PS: Can you speak a bit to the importance of exposing children to music from an early age?
LB: Music creates this incredibly holistic experience for kids. If you are in a situation where a child is constantly exposed to music, it encourages them to express themselves, to move their bodies, and just learn simple things about rhythm and dynamics and contrasts and melody without having to talk about it. It's completely fun for them, and if they're at a class with a caregiver whom they feel loved by, they connect music to that feeling of love. It becomes something that for the rest of their lives is just a positive experience.

PS: Tell us, what inspires a lot of your songs? How do you come up with them?
LB: It's a mix. A lot of times I'm thinking, "If I were a kid, what would I like?" I connect to that in a lot of ways, some of it is from my own memories; some of it is watching kids of that age group. I used to also just go on the bus and ride around at 3 o'clock as people were coming out of school and eavesdrop.

I've literally had a kid say, "I have a song in my tummy and it wants to come out, Laurie!" Oh! Well, there's a song. So I am always sort of waiting for that kind of thing to drop into my lap. I try to make sure that whatever I'm doing, there is something in there that will universally connect with kids and maybe (hopefully!) with their parents at the same time.

It also has to be something that I can sing over and over again. I hate to date myself, but I have actually been working with this age group for more than 20 years, so some of those songs I wrote very early on — I've been singing them for a very long time!

PS: Do you get tired of them?
LB: No, I'm not, actually! And that's what is so amazing! One of the great things about music is that, of course, every single time you are doing it live, you can change it. It doesn't ever have to be exactly the same way, and as long as it's close [to the original], people are usually OK with it. Sometimes it doesn't make the listener that happy, but it makes it easier for me to keep feeling excited and alive when I am sharing music that I have written and have sung hundreds and hundreds of times. But I do really feel that it's still fun, which I am kind of amazed by.

PS: Your job is obviously not a typical 9-to-5 office job. How do you balance work with being a mom? [Laurie's daughter, Lucy, is 10.]
LB: Well, my typical answer is that I have never been that good at it. One thing that I have ended up doing is when Lucy is interested, I bring her to things that I can, which I have the luxury of because I have a family-friendly job most of the time. Otherwise, I guess I just find myself doing what I think other people do — squeezing in emails at night after she goes to bed and in the morning when she is getting ready for school.

It's been easier as she's gotten older, because she has more independence and a lot more on her plate right now.

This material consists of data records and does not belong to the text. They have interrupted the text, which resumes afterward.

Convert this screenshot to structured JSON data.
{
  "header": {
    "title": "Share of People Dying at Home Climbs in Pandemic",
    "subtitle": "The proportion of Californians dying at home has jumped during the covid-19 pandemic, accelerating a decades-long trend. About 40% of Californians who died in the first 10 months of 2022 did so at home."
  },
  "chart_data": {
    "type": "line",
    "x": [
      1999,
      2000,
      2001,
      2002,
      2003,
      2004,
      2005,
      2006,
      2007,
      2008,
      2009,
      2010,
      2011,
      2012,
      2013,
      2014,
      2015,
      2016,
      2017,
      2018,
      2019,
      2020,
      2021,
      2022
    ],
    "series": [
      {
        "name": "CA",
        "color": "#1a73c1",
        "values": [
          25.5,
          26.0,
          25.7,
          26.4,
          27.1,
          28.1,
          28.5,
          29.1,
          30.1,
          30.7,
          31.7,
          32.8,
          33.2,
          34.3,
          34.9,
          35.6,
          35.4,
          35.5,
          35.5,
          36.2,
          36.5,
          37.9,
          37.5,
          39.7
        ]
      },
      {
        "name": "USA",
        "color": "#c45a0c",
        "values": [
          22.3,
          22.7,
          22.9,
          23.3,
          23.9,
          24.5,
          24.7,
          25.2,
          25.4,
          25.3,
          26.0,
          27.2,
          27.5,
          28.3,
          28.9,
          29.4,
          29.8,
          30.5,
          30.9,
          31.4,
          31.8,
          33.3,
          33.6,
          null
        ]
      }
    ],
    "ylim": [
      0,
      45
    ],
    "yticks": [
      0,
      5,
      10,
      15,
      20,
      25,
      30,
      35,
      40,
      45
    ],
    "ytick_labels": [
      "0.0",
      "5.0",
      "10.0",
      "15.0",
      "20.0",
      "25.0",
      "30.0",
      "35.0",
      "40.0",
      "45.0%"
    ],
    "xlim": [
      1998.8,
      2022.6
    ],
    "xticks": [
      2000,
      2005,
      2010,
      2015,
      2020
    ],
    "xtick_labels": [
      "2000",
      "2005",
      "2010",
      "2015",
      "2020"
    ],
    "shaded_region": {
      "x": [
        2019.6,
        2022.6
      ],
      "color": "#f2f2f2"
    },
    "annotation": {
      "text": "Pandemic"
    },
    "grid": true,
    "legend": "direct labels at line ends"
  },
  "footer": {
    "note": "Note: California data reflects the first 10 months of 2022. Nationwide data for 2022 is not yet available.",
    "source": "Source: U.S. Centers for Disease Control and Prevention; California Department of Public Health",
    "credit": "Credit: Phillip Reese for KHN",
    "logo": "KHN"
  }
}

But I remember when she was a lot younger, I felt like the most important thing was spending time with her, and yet when I didn't take time to myself, I was kind of a mean crank with her, so I had to try and make sure I did things for me.

And I guess the biggest thing was asking for help — whether that meant hiring a babysitter when I felt guilty about it, asking my husband to cover things, or even being able to take a walk on my own when I really needed it. I think that probably the most important thing is remembering that you can ask for help and it is probably better for everyone in the long run.